For Calypso, are you seeing all four diseases or just one or two of the diseases?
We've been recruiting agnostically across all of them. I think we'll give you a cut of everything we've seen that's matured across everything we've recruited. Since we haven't released what we've recruited, who we've recruited, and what diseases, we'll have to all stand.
Is there any expectation for numbers of patients?
I don't think we've guided towards any expectations.
Based on the alloevasion, do we necessarily need lymphodepletion? Is the idea that maybe we can go without lymphodepletion just like CAR T is trying and some are doing it with just cyclophosphamide or bendamustine?
We are not sort of blind to that. In fact, in our study design, we have the ability right after the first several patients to go into a lymphodepletion-free or lymphodepletion-reduced trial design. I think that is something that we plan to explore because we think that with alloevasion, that could be a big advantage for us to either soften or reduce or even eliminate the lymphodepletion that people are using.
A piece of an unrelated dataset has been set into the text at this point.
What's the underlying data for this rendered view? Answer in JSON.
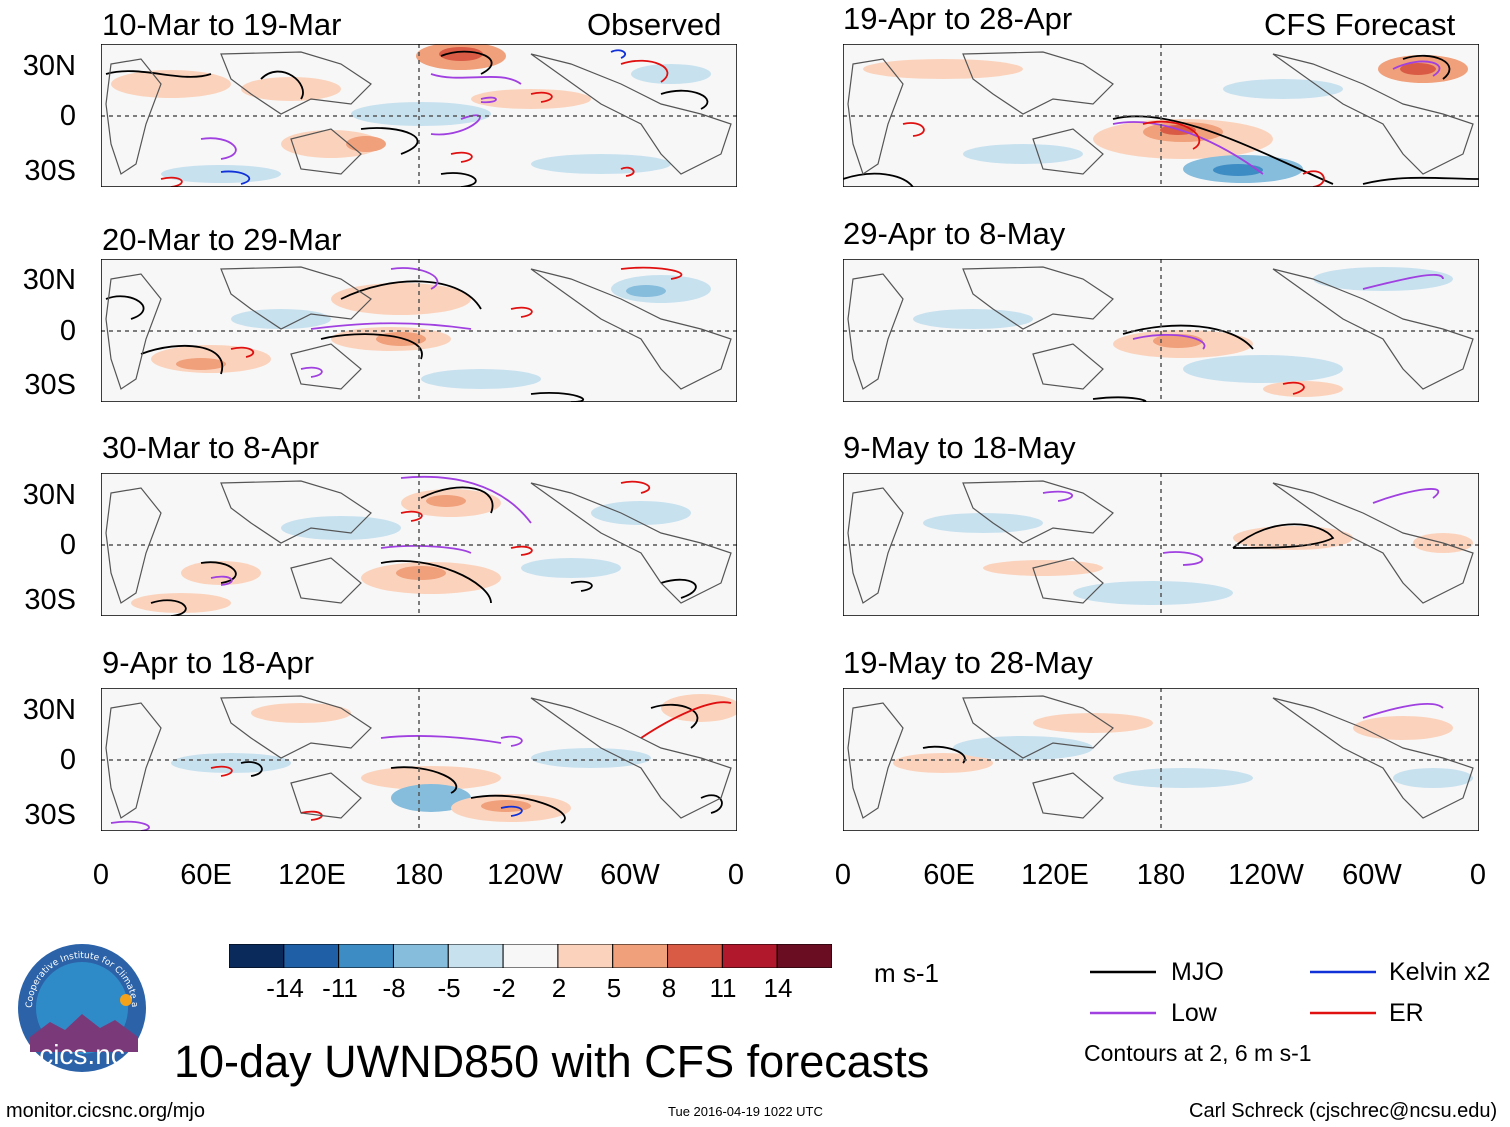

For first-gen alloevasion B cells, is the insertion versus the next-gen is the NK gen? Partial lymphodepletion B cells are not intuitive by the course?
It depends on the patient. HLA-E is a ligand specifically for NKG2A, which is the inhibitory receptor. In patients that are young and not virally experienced, they can have up to 90% of their NK cells be NKG2A positive. In most of us, like me, it's going to be more like 50% or 40%. That means the remaining 50% to 60% of NK cells aren't inhibited by something like HLA-E.
Okay, that brings us to the end of this session. Thank you very much.